I have no interest in a religious war over languages either, so no worry about that. I just don't like to see Alioth's one small data point extrapolated into a trend.
The benchmark tests are toy programs that solve a small set of problems under constraints that create a known bias in favor of languages like C++. They are an objective measure of something, but that something is not language performance and compactness is real-world, non-toy programs that solve problems unlike the ones in the game.
Impressions are admittedly not the best way to gauge such things, but they're better than relying on a test that does not make any attempt to address the question at hand.
My personal heuristic is to assume Alioth is roughly right with a largish margin of error, and then look for anecdotal evidence of specific areas that the game does a particularly poor job of reflecting. For Lisps, code size appears to be a large blind spot based on everything I have seen. Lisp's ability to create mini-languages and very high-level abstractions — a large source of its brevity — is pretty much useless on the scale of the Benchmarks Game.

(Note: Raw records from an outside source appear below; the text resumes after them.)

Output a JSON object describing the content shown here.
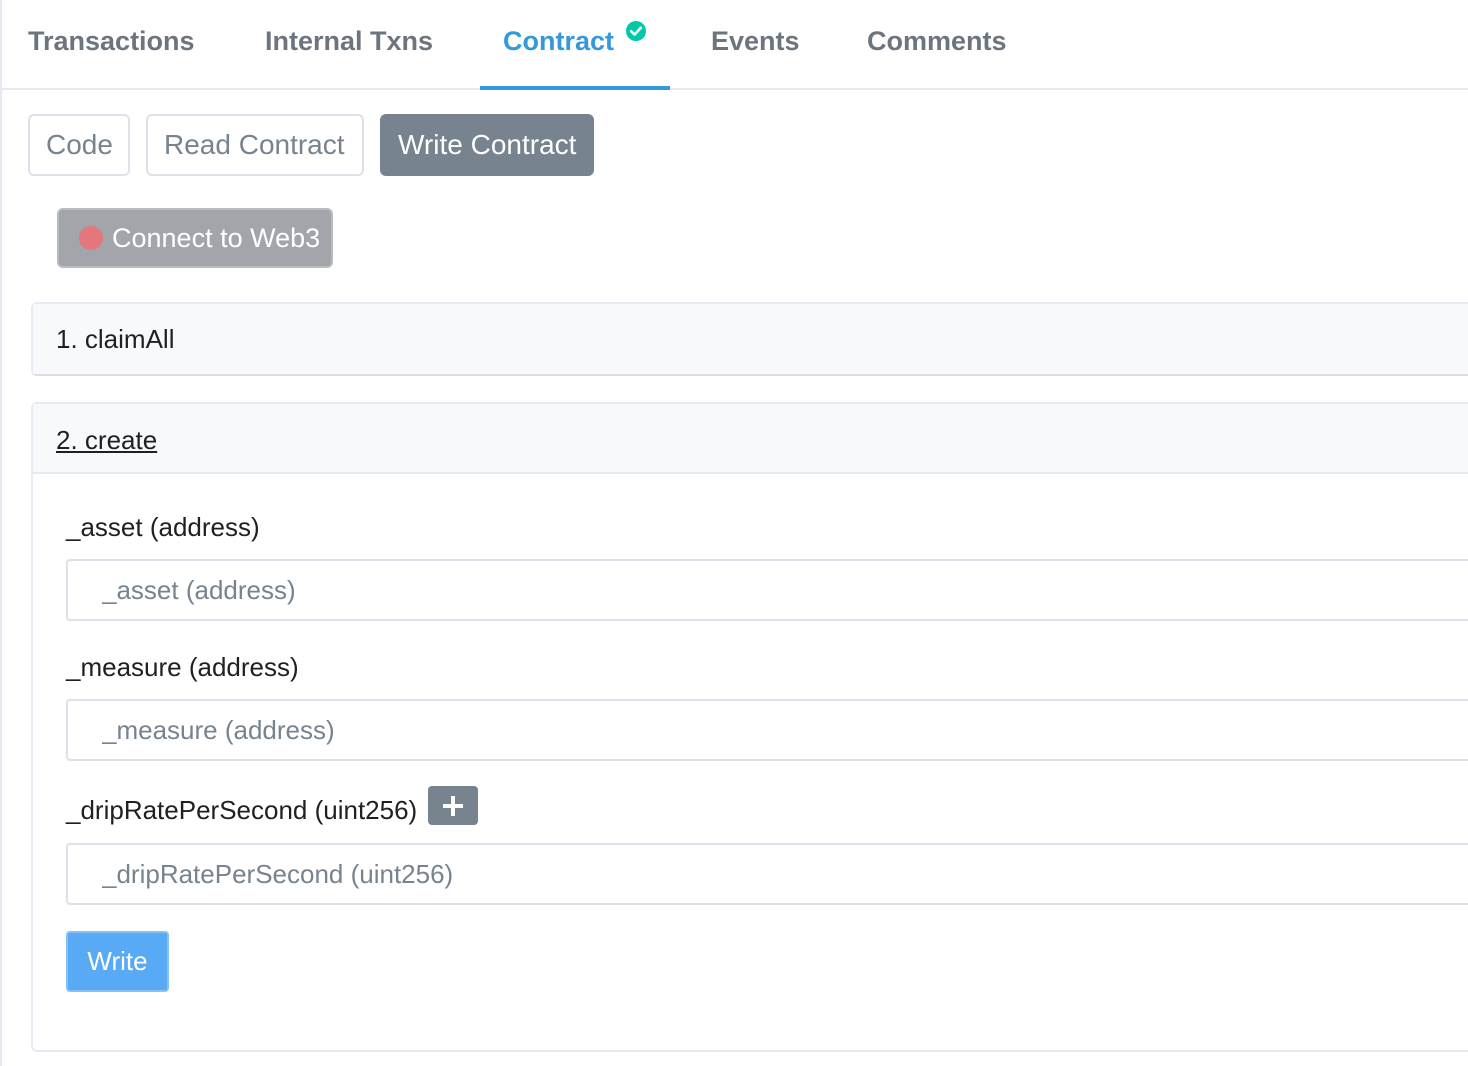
{
  "tabs": [
    {
      "label": "Transactions",
      "active": false
    },
    {
      "label": "Internal Txns",
      "active": false
    },
    {
      "label": "Contract",
      "active": true,
      "verified_icon": "check-circle-icon"
    },
    {
      "label": "Events",
      "active": false
    },
    {
      "label": "Comments",
      "active": false
    }
  ],
  "subtabs": {
    "code": "Code",
    "read": "Read Contract",
    "write": "Write Contract",
    "active": "Write Contract"
  },
  "connect": {
    "label": "Connect to Web3",
    "status_color": "#e4767c",
    "status_icon": "status-dot-icon"
  },
  "functions": [
    {
      "title": "1. claimAll",
      "expanded": false
    },
    {
      "title": "2. create",
      "expanded": true,
      "inputs": [
        {
          "label": "_asset (address)",
          "placeholder": "_asset (address)",
          "value": ""
        },
        {
          "label": "_measure (address)",
          "placeholder": "_measure (address)",
          "value": ""
        },
        {
          "label": "_dripRatePerSecond (uint256)",
          "placeholder": "_dripRatePerSecond (uint256)",
          "value": "",
          "helper_icon": "plus-icon"
        }
      ],
      "submit_label": "Write"
    }
  ],
  "colors": {
    "accent": "#3498db",
    "verified": "#00c9a7",
    "write_button": "#58aaf5",
    "secondary": "#77838f"
  }
}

I don't know if you're trolling or cocksure, but no, that is not what I was talking about. I said the constraints create a bias, not the measurements themselves. For example, the performance measurements are biased against most garbage collected languages because the rules don't allow any options to fine-tune the GC's behavior (which can make a big difference). Obviously, there are no equivalent rules forbidding people from fine-tuning C++'s manual memory management.